Researchers, including one of Indian-origin, have developed a 3D camera that is inexpensive, produces high-quality images, and works in all environments -- including outdoors.
"When Microsoft released its 3D camera Kinect in 2010, it transformed the video game industry," said Mohit Gupta, study co-author from the Columbia University.
The most inexpensive 3D camera to date, the Kinect bypassed the need for joysticks and controllers by sensing the user's gestures, leading to a feeling of total immersion into the game.
But users quickly discovered the Kinect's limitations. It does not work outdoors and it produces relatively low-quality images, the study said.

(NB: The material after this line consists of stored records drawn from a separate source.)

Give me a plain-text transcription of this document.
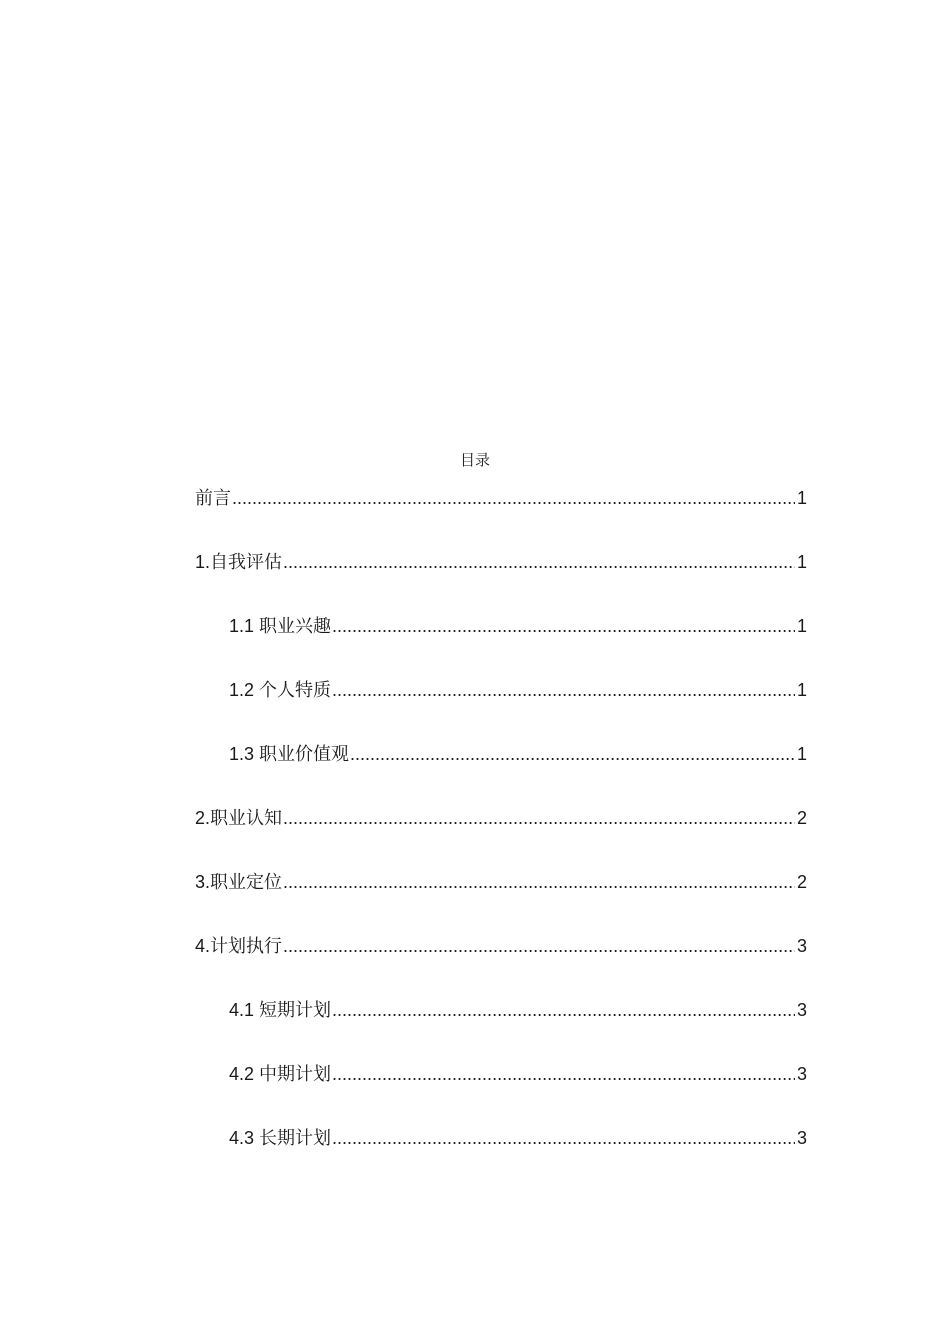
目录
前言 .....	1
1.自我评估 .....	1
1.1 职业兴趣 .....	1
1.2 个人特质 .....	1
1.3 职业价值观 .....	1
2.职业认知 .....	2
3.职业定位 .....	2
4.计划执行 .....	3
4.1 短期计划 .....	3
4.2 中期计划 .....	3
4.3 长期计划 .....	3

"In order for a 3D camera to be useful, it has to be something you can use in everyday, normal environments," said Oliver Cossairt, assistant professor of electrical engineering and computer science at the Northwestern University.
"Outdoors is a part of that, and that is something the Kinect cannot do, but our Motion Contrast 3-D scanner can," Cossairt noted.

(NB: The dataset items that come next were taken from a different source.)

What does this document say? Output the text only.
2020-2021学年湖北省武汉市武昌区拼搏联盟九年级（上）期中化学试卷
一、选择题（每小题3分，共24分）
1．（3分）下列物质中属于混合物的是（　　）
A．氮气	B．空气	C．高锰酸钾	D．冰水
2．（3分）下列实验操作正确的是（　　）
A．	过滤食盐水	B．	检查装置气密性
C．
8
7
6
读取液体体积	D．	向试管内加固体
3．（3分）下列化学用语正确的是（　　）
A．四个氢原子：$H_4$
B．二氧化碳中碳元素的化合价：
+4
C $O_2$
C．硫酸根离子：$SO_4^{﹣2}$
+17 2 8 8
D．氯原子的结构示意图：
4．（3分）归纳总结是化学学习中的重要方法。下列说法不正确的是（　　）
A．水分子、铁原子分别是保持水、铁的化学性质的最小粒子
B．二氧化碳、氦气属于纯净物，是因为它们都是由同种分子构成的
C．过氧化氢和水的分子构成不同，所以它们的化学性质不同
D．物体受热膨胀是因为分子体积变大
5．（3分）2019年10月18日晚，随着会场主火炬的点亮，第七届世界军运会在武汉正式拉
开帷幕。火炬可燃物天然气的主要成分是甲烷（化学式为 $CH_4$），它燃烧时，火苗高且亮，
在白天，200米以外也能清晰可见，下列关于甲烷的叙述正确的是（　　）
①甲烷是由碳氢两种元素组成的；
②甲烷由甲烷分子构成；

The project is supported by the Office of Naval Research and the US Department of Energy.
The new camera has many applications for devices in science and industry that rely on capturing the 3-D shapes of scenes "in the wild," such as in robotics, bioinformatics, augmented reality, and manufacturing automation.
It could potentially also be used for navigation purposes, install on anything from a car to a motorised wheelchair, study pointed out.
The findings were presented at the IEEE International Conference on Computational Photography in Houston.